Remembering Faith Elizabeth

Remembering Faith Elizabeth

Sunday, January 29, 2012

Reminders

Over the weekend, Jamie and I drove about 45 minutes north to a small community on the Mississippi River to participate in Eagle Days. Eagle Days is an effort by the Department of Conservation to educate people about the bald eagles that roost and nest along the rivers in the winter. We watched a movie about the bald eagle's near extinction, saw a live eagle program put on by the Wild Bird Sanctuary and watched the eagles fly over the river, hunting for fish. It was cold, but bearable, sunny and an almost-perfect way to spend a winter's day. And then Jamie's phone rang...

His cousin's son, only 21-years young, died unexpectedly in his sleep Friday night. No reason, no explanation, no discernible cause. Conversations of autopsies and 911 calls and the heartbreak of two parents...and innumerable aunts, uncles, grandparents, cousins, siblings, friends...

We were shocked. Tried to go about our day, keeping this young man and his family in our thoughts and prayers. We'd be talking about eagles one minute, exclaiming over the majestic sight it is to see them soaring above...and our conversation would suddenly shift, to conversation of Jesse, a life gone too quickly. It's safe to say that our thoughts were preoccupied by Jesse's death and the heartbreak of his parents. Because though we cannot know their pain or their circumstance, we know the pain of walking this earth when your child does not.
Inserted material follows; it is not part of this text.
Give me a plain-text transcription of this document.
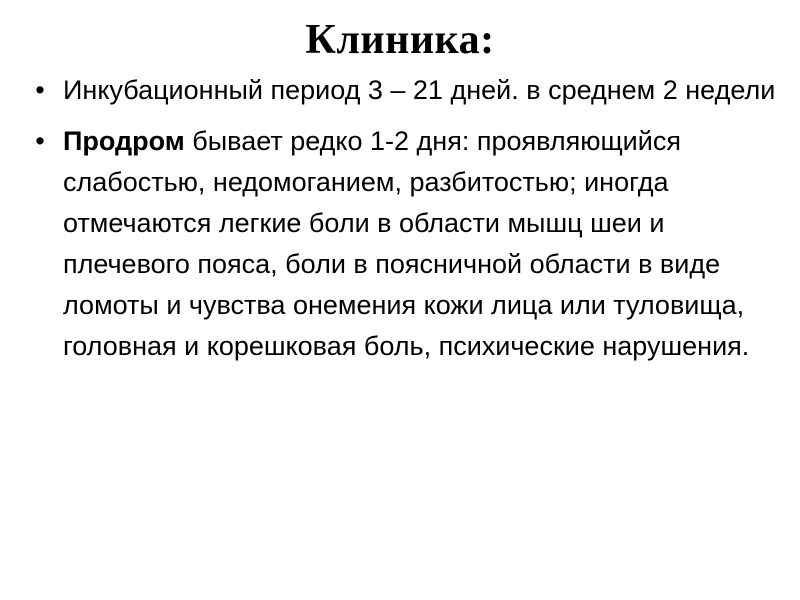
Клиника:
• Инкубационный период 3 – 21 дней. в среднем 2 недели
• Продром бывает редко 1-2 дня: проявляющийся слабостью, недомоганием, разбитостью; иногда отмечаются легкие боли в области мышц шеи и плечевого пояса, боли в поясничной области в виде ломоты и чувства онемения кожи лица или туловища, головная и корешковая боль, психические нарушения.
And so, many times throughout the day and into the evening, I found myself overcome with tears. Sad for a life cut short...sad for parents that will never be the same, that will miss their child until the day they die...sad at our own individual pain that never quite goes away.

Jesse...Kayla...Leah...Allison...Faith. Lives lost too soon, at various ages and stages, all leaving behind parents that are forced to figure out how to move forward when it feels as though the world around you has stopped moving. I know now that I will think about my child every day of my life. For the rest of my life. I have figured out how to move forward...how to honor her and remember her and how to be happy more than sad.

But, on days like these, those sad moments creep in because it so immediately puts you right back into that place of your own pain. Knowing how heart-wrenching it is to walk this path and continue on. It is a reminder of memories that haunt and hurt. And memories that bring smiles.

Though we did not know Jesse well, I will use this as a reminder to live life to the fullest because once again, the reminder exists that life has no guarantees. So if there is something you want to do, do it. If there is somewhere you want to go, go there. If there is someone you want to know, meet them. If there is something you want to be, be it. For life is short, without a guarantee and all too often, we are reminded of that too late for someone's son or daughter.